A converted hotel luggage room
The original luggage room of a former hotel makes for a glamorous and cosy bar with lots of cream leather and studded leather walls and an extensive cocktail menu. Inspired by the Roaring Twenties, The Luggage Room is the bar equivalent of a vintage Louis Vuitton trunk – glamorous with stories to tell. The slightly quirky menu includes punches, nogs, cobblers and coolers all served in period glassware but they will make any drink to suit your preferences.
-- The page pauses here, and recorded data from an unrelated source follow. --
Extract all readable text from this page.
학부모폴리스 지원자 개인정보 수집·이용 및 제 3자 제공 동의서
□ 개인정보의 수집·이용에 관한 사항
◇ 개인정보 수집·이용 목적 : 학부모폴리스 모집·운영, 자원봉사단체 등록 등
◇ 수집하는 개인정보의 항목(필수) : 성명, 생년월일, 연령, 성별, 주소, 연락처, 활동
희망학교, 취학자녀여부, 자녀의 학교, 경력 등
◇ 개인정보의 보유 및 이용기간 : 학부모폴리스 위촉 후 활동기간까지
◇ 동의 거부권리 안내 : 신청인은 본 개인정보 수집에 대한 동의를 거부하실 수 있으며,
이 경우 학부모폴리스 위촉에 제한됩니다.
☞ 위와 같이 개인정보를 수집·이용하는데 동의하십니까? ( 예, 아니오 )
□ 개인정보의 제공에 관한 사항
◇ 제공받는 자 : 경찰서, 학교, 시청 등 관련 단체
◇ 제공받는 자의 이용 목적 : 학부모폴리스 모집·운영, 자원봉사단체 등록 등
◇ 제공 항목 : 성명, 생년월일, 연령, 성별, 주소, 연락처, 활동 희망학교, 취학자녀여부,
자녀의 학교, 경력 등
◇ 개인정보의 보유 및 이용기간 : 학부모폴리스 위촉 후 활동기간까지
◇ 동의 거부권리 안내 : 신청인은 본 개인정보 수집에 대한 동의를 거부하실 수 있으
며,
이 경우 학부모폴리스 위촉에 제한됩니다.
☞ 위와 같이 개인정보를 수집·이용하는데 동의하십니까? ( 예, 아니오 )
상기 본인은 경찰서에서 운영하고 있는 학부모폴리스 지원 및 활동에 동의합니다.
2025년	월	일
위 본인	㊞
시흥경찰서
Is it a hairdressers, is it a cafe?
What do you get when you cross a hairdressers with a Korean cafe? Hurwundeki. Whilst hair and sushi may not be the most obvious partnership, the common thread is aesthetics, technique and flair. There is both a cafe and restaurant on site – the cafe serves artisan coffee and pastries from Workshop Coffee, Clerkenwell and the artisan Yeast Bakery with the restaurant serving modern Korean food with homemade soy and chilli sauces. Need a quick trim? The hipster hairdressers is hugely popular with over 100 clients a day all demanding the skill of Vidal Sassoon trained Ki Chul-lee.
Coffee, cake, beer and bikes
One of the more obvious combinations that springs to mind for this list of hybrid venues, park up your fixie and sip your flat white at this bike-shop-come-cafe on Old Street. A concept much imitated in East London, Look Mum, No Hands is one of the original and the best – they’re as serious about cycling as they are about coffee with five full time mechanics and breakfast, lunch, dinner and Square Mile Coffee.
Mexican food disguised as a Soho sex shop
Whilst a sex shop/peep show doesn’t look out of place in Soho, what does seem out of place is the Mexican restaurant that lurks inside it. Rustic walls and exposed barrels are gently illuminated by candlelight. Expect good-old tacos, tostaditas, ceviche and plenty of tequila at this celeb favourite. Previous visitors include Kate Moss, Nick Grimshaw and Kylie. If it’s good enough for them…
A bar within a bar
You think you’re in the right place when you enter award winning bar Callooh Callay, but see that wardrobe in the corner? It leads to JubJub, a bar within a bar. Callooh Callay is meant to pretty secret but it’s awards and critical acclaim are now both a blessing and a curse. Head to JubJub to be really in the know.
Cocktails and live music in a Church crypt
Probably the closest you will have been to drinking in a church is a sip of red wine during mass so something about a bar underneath a church feels slightly unholy but Gremio de Soho is a very cool venue in the crypts of St. Matthews Church, Brixton. Spanish tapas and large sharing platters make it somewhere to get a group together and spend an evening with jugs of sangria. Thursday nights boast live Latin music with resident DJ setting the tone for Friday and Saturday nights.
Airy cafe in converted school bike shed
Rochelle Canteen offers wonderful homemade seasonal food in a converted bike shed on the playground of Rochelle School, with outdoor seating in the warmer months for long and lazy lunches. The food has been praised for it’s simplicity and refinement with the menu changing daily – at the time of writing it included cured salmon, radish and dill and braised oxtail with barley and horseradish. A bit of a hidden gem, entry is via a buzzer on the wall of the Victorian school.